Karan Adani added on saying that, the broad range of partnership across their logistics and data center business is considered to be a unique business model and that he looks at this as one of the great opportunities to service the digital infrastructure requirements as well as the physical infrastructure requirements of Flipkart.
He said that, Flipkart has been instrumental in defining the adoption of e-commerce in India. The definition is both through the value Flipkart creates and the innovation of technology to serve its customer base.
Karan Adani also added on saying that he is looking forward to a fruitful and longer partnership with the company as they are focusing on learning from each other as well as leveraging their mutual strengths to prioritize the customers and to focus on developing the MSME sector of India.
Kalyan Krishnamurthy who is the Chief Executive Officer of Flipkart Group said that, The Adani group is unmatched in the way they have gone towards building various infrastructure across India. He said that what Adani group had bought to them was a unique combination of logistics, green energy, data centers and real estate infrastructure capabilities.

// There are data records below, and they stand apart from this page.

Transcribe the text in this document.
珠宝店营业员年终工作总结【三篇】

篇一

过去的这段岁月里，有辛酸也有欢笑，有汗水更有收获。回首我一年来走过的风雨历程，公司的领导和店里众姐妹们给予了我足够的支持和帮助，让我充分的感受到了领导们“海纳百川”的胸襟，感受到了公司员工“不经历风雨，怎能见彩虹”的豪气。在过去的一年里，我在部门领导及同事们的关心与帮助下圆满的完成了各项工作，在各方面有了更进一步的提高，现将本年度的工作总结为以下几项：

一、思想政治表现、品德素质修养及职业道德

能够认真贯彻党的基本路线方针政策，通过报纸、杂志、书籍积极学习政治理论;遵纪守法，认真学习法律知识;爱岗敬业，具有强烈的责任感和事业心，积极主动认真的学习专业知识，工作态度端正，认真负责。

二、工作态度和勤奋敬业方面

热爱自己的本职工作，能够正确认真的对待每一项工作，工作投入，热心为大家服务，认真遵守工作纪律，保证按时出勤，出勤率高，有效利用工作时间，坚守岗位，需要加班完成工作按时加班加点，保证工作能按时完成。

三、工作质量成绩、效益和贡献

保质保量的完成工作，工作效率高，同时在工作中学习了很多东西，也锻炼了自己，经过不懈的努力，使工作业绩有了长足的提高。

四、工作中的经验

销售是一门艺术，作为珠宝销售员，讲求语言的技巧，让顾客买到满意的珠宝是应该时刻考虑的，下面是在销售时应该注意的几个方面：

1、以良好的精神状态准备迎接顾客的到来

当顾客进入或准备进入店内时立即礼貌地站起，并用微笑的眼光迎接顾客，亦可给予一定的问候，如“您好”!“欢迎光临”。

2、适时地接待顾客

Kalyan Krishnamurthy added on saying that, he is delighted to initiate their association with Adani Group which will strengthen their technological infrastructure and Supply Chain management.
Kalyan Krishnamurthy said that, At Flipkart Group they are focused on ensuring that their customers get access to a wide range of products which will be made available by sellers across the country as they will be concentrating on continuous innovation to increase the affordability.
He said that their logistics network and technological stack are instrumental in making it a reality and these investments would help them strengthen their presence to support the MSME sectors in India for the sellers while also creating jobs and improving the growth.
FAQ
Is Flipkart Indian company?
Flipkart is an Indian e-commerce company headquartered in Bengaluru, which was acquired by Walmart.
How much is Binny Bansal worth?
The net worth of Binny Bansal is 120 crores USD as of 2021.
Who is the CEO of Flipkart in 2020?
Kalyan Krishnamurthy is going to be appointed as the new CEO of Flipkart.
How rich is Adani?
The net worth of Gautam Adani is US$ 57.1 Billion as of 9 April 2021.
Conclusion
We will have to sit back and observe the benefits of the strategic and commercial partnership of both the companies.